How do I remove text tags in HTML?

Removing HTML Tags from Text.
Press Ctrl+H. ... .
Click the More button, if it is available. ... .
Make sure the Use Wildcards check box is selected..
In the Find What box, enter the following: \<i\>([!<]@)\.
In the Replace With box, enter the following: \1..
With the insertion point still in the Replace With box, press Ctrl+I once..

Is it possible to remove the HTML tags from data?

Strip_tags() is a function that allows you to strip out all HTML and PHP tags from a given string (parameter one), however you can also use parameter two to specify a list of HTML tags you want.
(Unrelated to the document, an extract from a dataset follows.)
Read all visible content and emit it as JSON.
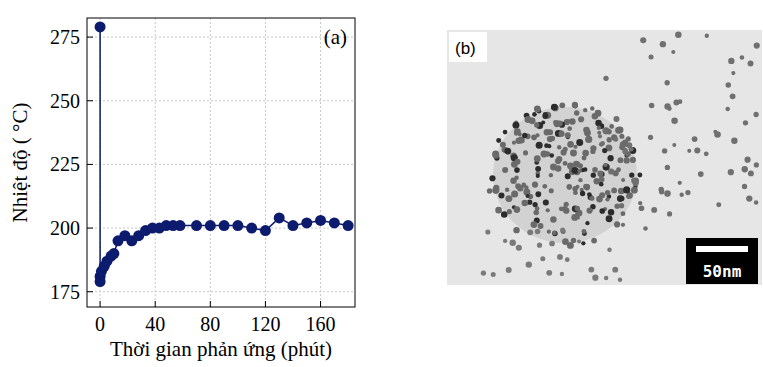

How do I remove a specific HTML tag from a string in PHP?

PHP provides an inbuilt function to remove the HTML tags from the data. The strip_tags() function is an inbuilt function in PHP that removes the strings form HTML, XML and PHP tags. It accepts two parameters. This function returns a string with all NULL bytes, HTML, and PHP tags stripped from a given $str.

Which function is used to remove all HTML tags from a string passed to a form?

The strip_tags() function strips a string from HTML, XML, and PHP tags. Note: HTML comments are always stripped. This cannot be changed with the allow parameter.